ST1 -> ST0 ((3n+1) * 2 + 1 = 3*2n + 2 + 1 = 3*(2n+1), a multiple of three).
ST2 -> ST2 ((3n+2) * 2 + 1 = 3*2n + 4 + 1 = 3*(2n+1) + 2, a multiple of three, plus 2).
This idea is that, at the end, you need to finish up in state ST0. However, given that there can be an arbitrary number of sub-expressions (and sub-sub-expressions), it does not lend itself easily to reduction to a regular expression.

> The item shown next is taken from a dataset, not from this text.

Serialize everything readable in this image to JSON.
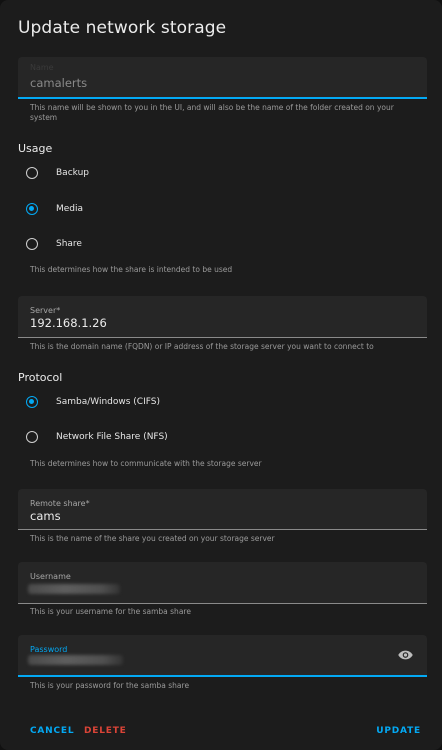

What you have to do is allow for any of the transition sequences that can get from ST0 to ST0 then just repeat them:
These boil down to the two RE sequences:
ST0 --> ST0 : 0+
[0]
ST0 --> ST1 (--> ST2 (--> ST2)* --> ST1)* --> ST0: 1(01*0)*1
[1] ([0] ([1] )* [0] )* [1]
or the regex:
(0+|1(01*0)*1)+
This captures the multiples of three, or at least the first ten that I tested. You can try as many as you like, they'll all work, that's the beauty of mathematical analysis rather than anecdotal evidence.
1 Comment
Holy semicolon
I liked your explanation, btw just for clarification for those who read this answer, you need to add
^ at the beginning, in order to get a working regex.The answer is (1(01*0)*10*)*, which is the only one so far that works for 110011
Comments
I don't think you would. I can't believe in any language using a regular expression could ever be the best way to do this.
4 Comments
Jaelebi
i know its not the best way. I know it can be done but I just cant figure out how. It involves drawing the automata and eliminating middle states.
BobbyShaftoe
@Dave Webb, you can definitely do this. Actually, this is a pretty common sort of exercise in a CS Theory course, which is why I'm hesitant to answer this question.
Jaelebi
@Dave Webb The answer is (1(01*0)*1)*0*
paxdiablo
@unknowh yahoo, not quite right, that won't work for 17 * 3 = 51 (110011). You need to allow for repetitions at more levels.